You can read about Durham all you want — but, until you see it, I don’t think you will get it.
Aisha Lewis, American Underground’s director of corporate partnerships
“I think that leadership has been a big reason (Durham’s startup scene) has been so successful,” Lewis said. “I think that watching the American Underground team accomplish so much with so few people on their staff just by being bold ... is really impressive to me.”
Lewis joins the downtown tech incubator from the San Francisco-based nonprofit CODE2040, an organization that seeks to increase diversity in technology companies and is one of AU’s major partners. CODE2040 sponsors AU’s entrepreneur-in-residence program, which gives black or Latino entrepreneurs $40,000 in seed money.
Lewis is succeeding Jesica Averhart, who left AU in January to lead the nonprofit Leadership Triangle.
The director of corporate partnerships role is a dual one of outreach and making connections, Lewis said — noting the difference between making influential partnerships between large companies and AU-based companies as well as creating events that bring a diverse crowd to the co-working space.
Under Averhart’s leadership the co-working space connected many North Carolina-based companies, but the one connection that stands out is its relationship with the tech giant Google.
48.2 percent of AU teams were minority and/or female led last year — a 30 percent increase from 2015. Source: American Underground annual report
The search engine company decided to make AU one of 10 “Google for Entrepreneurs” hubs in North America. Last year, Google hosted its first GFE program at AU, which brought in 12 black-founded companies for a week of mentoring and an opportunity to meet investors. The event brought in both Google employees and venture capital investors from across the country.
“If you’re from California, you know North Carolina for its universities and maybe RTP,” Lewis said. That’s why planning for this year’s Google events is priority No. 1 — it brings out-of-state people to the Bull City.
She added there are likely more people like her that need to actually visit Durham to invest in it.
But, Lewis’ role isn’t just about attracting people from out-of-state to Durham.
While at CODE2040, she worked with students of African-American and Latino heritage and helped them land internships at tech companies around San Francisco. She hopes to eventually increase the amount of programming available to those outside of the tech community.

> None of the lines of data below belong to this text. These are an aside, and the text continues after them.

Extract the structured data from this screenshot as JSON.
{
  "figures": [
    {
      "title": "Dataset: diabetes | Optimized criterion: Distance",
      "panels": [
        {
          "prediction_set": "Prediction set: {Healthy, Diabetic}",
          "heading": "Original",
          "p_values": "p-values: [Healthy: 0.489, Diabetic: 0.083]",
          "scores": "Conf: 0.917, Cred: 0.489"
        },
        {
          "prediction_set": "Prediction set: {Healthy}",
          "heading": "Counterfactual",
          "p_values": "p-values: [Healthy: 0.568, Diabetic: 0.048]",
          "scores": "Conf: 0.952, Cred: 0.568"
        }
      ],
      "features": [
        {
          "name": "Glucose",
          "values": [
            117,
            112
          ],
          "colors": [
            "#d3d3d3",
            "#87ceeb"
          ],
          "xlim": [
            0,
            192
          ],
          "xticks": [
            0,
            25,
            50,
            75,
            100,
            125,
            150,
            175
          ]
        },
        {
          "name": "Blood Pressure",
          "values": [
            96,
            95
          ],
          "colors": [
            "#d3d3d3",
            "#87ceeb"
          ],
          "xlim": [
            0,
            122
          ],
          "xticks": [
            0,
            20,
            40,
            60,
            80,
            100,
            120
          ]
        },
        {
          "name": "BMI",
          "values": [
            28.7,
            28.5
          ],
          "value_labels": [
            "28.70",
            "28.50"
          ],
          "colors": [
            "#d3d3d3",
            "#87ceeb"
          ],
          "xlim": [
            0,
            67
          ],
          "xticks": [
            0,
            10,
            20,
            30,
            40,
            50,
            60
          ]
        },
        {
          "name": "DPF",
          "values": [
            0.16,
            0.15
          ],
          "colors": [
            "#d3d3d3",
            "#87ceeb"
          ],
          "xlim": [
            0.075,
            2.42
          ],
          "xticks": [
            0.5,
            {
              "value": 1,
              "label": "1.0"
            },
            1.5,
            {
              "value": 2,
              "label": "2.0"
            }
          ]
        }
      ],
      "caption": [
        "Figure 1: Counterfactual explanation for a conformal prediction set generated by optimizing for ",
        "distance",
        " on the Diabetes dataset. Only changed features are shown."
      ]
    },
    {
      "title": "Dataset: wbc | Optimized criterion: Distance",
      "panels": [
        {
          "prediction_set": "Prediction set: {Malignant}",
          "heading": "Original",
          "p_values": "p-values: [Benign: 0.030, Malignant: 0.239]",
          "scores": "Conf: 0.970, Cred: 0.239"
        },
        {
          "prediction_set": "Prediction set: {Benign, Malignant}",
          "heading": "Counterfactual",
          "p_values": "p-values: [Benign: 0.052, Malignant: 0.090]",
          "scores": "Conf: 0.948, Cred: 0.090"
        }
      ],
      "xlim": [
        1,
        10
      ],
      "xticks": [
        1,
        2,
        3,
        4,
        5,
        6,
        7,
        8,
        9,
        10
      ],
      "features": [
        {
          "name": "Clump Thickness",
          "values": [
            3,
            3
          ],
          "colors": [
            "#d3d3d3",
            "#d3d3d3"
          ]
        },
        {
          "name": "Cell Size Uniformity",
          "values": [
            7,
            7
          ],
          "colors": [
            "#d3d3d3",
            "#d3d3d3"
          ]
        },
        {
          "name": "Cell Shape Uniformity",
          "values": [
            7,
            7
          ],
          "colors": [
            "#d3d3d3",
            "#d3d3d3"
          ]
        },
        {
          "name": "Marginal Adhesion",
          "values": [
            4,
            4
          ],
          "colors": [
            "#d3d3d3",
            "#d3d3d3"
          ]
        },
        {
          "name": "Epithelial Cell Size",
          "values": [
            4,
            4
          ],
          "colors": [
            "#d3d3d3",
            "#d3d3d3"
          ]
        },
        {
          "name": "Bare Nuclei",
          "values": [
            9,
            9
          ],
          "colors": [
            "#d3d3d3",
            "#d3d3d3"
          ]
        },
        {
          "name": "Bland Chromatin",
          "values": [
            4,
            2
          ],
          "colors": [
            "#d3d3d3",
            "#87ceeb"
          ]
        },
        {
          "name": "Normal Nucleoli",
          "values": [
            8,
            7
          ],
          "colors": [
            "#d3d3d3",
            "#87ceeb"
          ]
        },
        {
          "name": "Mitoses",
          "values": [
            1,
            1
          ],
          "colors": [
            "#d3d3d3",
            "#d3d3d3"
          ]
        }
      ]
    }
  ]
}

That could mean bringing in elementary- to college-aged students for mentoring or creating workshops for companies that aren’t technology startups.
AU is already in the process of diversifying the types of companies using its space. Among her first projects she’ll help run is the Startup Stampede — a new accelerator program that works specifically with consumer product companies.
But whatever programing AU creates, it will need to include community stakeholders, Lewis added.
“... If they aren’t serving anyone, what is the point?” she said.